A Packaging Company that made small polyethylene pouches for a large-scale Fruit Company that sold packaged fruit nationwide was accused of making pouches that transferred a bad odor to the fruit. The Fruit Company's strategy was to measure and compare the gas chromatography (GC) peaks coming off the:

Virgin Pouches,
Bulk Fruit, and
Packaged Fruit.

Using this strategy the Fruit Company alleged that chemicals found on the virgin pouches were transferred to the packaged fruit, but were not found on the never-packaged bulk fruit.

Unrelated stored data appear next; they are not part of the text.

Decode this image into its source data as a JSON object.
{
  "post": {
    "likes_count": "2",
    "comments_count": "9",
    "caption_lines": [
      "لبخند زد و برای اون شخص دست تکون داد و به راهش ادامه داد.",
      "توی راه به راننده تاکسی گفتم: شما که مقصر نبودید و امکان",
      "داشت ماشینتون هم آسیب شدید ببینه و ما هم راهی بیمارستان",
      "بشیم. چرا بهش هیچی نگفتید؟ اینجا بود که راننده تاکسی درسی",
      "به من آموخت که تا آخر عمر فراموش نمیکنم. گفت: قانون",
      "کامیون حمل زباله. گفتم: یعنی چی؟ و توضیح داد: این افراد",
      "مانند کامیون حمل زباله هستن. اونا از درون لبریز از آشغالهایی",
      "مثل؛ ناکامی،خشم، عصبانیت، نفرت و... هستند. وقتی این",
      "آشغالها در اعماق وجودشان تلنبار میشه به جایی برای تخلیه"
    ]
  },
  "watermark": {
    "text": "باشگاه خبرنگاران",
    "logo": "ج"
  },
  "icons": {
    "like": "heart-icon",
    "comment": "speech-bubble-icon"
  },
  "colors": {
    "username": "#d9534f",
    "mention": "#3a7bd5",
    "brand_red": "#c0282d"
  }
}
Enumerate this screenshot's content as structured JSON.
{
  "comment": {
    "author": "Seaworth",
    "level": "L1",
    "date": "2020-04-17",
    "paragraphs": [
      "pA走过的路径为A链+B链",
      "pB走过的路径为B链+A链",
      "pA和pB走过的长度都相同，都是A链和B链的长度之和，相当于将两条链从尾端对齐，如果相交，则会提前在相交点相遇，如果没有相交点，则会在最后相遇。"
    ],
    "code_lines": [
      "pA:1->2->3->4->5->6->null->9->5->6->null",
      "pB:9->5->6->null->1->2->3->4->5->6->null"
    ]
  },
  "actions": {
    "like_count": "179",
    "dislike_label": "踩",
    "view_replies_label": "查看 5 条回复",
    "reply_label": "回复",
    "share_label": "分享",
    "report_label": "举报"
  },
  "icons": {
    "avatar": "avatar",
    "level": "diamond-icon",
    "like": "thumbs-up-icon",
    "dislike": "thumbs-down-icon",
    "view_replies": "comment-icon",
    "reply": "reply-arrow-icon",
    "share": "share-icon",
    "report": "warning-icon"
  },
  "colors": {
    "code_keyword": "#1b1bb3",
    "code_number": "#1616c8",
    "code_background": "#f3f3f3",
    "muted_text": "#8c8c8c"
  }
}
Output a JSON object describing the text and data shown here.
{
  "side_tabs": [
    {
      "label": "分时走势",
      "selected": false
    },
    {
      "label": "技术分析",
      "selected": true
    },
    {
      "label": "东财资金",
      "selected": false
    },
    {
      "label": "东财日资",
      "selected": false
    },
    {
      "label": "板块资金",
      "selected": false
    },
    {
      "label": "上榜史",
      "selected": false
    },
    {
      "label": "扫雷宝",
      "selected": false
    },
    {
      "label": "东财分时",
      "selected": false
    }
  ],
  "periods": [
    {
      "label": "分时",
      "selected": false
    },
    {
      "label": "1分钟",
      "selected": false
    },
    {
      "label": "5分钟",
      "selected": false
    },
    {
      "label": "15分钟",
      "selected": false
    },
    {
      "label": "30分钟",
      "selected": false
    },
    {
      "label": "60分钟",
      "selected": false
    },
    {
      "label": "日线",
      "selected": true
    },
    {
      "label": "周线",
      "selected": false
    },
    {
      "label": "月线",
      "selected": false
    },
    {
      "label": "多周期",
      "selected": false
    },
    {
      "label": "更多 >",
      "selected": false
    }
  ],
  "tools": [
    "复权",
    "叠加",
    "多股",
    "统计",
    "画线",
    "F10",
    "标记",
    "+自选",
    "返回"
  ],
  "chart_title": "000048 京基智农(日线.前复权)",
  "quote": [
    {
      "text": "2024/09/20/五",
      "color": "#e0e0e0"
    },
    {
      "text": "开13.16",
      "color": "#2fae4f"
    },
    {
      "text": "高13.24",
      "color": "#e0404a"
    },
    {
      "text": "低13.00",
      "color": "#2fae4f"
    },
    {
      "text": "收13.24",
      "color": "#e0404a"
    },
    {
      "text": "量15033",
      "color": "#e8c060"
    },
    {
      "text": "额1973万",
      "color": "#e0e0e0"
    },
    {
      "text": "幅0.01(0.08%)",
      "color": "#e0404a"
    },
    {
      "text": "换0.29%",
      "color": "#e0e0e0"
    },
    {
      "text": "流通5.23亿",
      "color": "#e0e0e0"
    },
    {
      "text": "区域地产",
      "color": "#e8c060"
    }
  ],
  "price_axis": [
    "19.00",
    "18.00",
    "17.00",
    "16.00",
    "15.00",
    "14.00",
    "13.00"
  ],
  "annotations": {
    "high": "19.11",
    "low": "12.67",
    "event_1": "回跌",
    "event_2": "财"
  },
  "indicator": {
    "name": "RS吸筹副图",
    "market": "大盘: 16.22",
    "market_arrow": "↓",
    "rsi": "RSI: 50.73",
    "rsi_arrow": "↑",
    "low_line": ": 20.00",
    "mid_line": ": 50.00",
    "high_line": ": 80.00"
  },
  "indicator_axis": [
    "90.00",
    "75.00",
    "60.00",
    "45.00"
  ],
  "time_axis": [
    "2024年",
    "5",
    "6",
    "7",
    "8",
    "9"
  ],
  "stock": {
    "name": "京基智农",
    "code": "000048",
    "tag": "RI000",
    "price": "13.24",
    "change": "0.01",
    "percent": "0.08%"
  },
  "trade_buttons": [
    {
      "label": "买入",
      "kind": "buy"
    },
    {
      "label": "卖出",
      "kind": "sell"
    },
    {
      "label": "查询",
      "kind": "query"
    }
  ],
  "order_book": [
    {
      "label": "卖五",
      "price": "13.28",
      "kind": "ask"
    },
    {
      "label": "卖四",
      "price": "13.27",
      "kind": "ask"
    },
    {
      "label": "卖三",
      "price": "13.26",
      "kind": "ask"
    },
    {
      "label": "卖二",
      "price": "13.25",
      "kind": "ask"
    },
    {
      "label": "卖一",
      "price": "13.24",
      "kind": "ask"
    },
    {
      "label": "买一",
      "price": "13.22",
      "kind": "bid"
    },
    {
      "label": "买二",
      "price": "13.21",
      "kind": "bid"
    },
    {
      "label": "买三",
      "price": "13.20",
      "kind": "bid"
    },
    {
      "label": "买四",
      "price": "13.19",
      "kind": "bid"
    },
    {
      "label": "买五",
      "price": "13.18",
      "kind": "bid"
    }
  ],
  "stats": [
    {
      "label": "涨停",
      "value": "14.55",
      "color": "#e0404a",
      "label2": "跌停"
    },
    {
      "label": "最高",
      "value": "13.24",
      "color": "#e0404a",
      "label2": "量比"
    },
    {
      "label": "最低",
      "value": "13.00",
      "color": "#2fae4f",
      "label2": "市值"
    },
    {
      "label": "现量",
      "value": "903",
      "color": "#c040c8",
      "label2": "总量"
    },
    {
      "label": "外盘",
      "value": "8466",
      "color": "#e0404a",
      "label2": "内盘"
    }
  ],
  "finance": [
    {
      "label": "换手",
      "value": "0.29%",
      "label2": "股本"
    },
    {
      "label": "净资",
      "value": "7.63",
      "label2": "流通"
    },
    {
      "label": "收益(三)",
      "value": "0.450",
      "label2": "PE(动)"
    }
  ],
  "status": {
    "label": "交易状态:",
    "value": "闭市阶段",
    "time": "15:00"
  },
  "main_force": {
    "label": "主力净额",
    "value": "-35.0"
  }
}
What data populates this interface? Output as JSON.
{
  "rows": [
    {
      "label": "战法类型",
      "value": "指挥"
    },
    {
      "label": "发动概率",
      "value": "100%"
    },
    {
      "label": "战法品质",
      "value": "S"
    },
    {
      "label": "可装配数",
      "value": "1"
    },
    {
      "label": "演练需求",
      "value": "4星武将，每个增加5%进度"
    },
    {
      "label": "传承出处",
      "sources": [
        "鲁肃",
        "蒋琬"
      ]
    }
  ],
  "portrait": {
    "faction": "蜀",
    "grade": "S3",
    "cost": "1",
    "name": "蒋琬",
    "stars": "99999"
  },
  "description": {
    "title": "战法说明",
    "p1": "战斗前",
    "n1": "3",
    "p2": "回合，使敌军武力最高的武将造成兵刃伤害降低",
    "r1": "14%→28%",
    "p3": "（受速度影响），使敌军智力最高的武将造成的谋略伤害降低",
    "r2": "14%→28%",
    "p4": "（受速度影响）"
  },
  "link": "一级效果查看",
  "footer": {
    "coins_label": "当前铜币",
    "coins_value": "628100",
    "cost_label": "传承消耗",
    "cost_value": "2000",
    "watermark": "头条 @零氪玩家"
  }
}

The implication is that the chemicals are coming from the packaging and being transferred to the fruit.

The pouch consisted of an outer film and an inner film. The label was inked onto the outer film that never came into contact with the fruit. The inner film and outer film were put together with a water-based adhesive. All chemicals and films were FDA Approved Food Grade. The structure of the pouch is schematically illustrated below:

While each and every chemical used to make the package was non-toxic and approved by the FDA, the Fruit Company filed a lawsuit against the Packaging Company based on the financial losses due to the odor. All of the packaged fruit was destroyed, but not before it was returned to the Packaging Company.

Dr. Fox performed a detailed investigation using GC of the packaged fruit as well as all the individual package components one by one. Dr. Fox used stacked GC plots and mirror GC plots. For example, the mirror plot of the adhesive and the final packaged fruit is presented below and shows that the adhesive could not possibly account for all the GC peaks on the packaged fruit. Similar results were obtained for each component of the pouch.

gas chromatography mirror plot

Furthermore, a more detailed GC analysis showed that the most of the GC peaks that were appearing in the packaged fruit were also on the bulk fruit. The only difference was that the bulk fruit had been exposed to the atmosphere and the volatile chemicals had time to dissipate considerably (compared to the packaged fruit) since the fruit was originally packaged. Dr. Fox presented his finding as a stacked GC plot, as shown below:

Gas chromatography

The virgin pouch is on top, the bulk (never packaged) fruit is in the center and the packaged fruit (the subject of the complaint) is on the bottom. Note that there were even some peaks that appeared on the virgin pouch that did not appear in the packaged fruit.

The lawsuit went to trial in 2013 and Dr. Fox testified on behalf of the Packaging Company. During the trial, the expert for the Fruit Company testified that it was not unusual for packaged fruit to pick up GC peaks from the packaging. This testimony was unexpected, even by the Fruit Company. It was also clear that the Fruit Company expert could not identify any GC peak that was responsible for the odor.

When Dr. Fox was asked about the Fruit Company expert's testimony during cross-examination by the Fruit Company, Dr. Fox replied: "So what are we doing here?"

The jury found in favor of the Packaging Company on each and every count.

The Fruit Company lost on each and every count.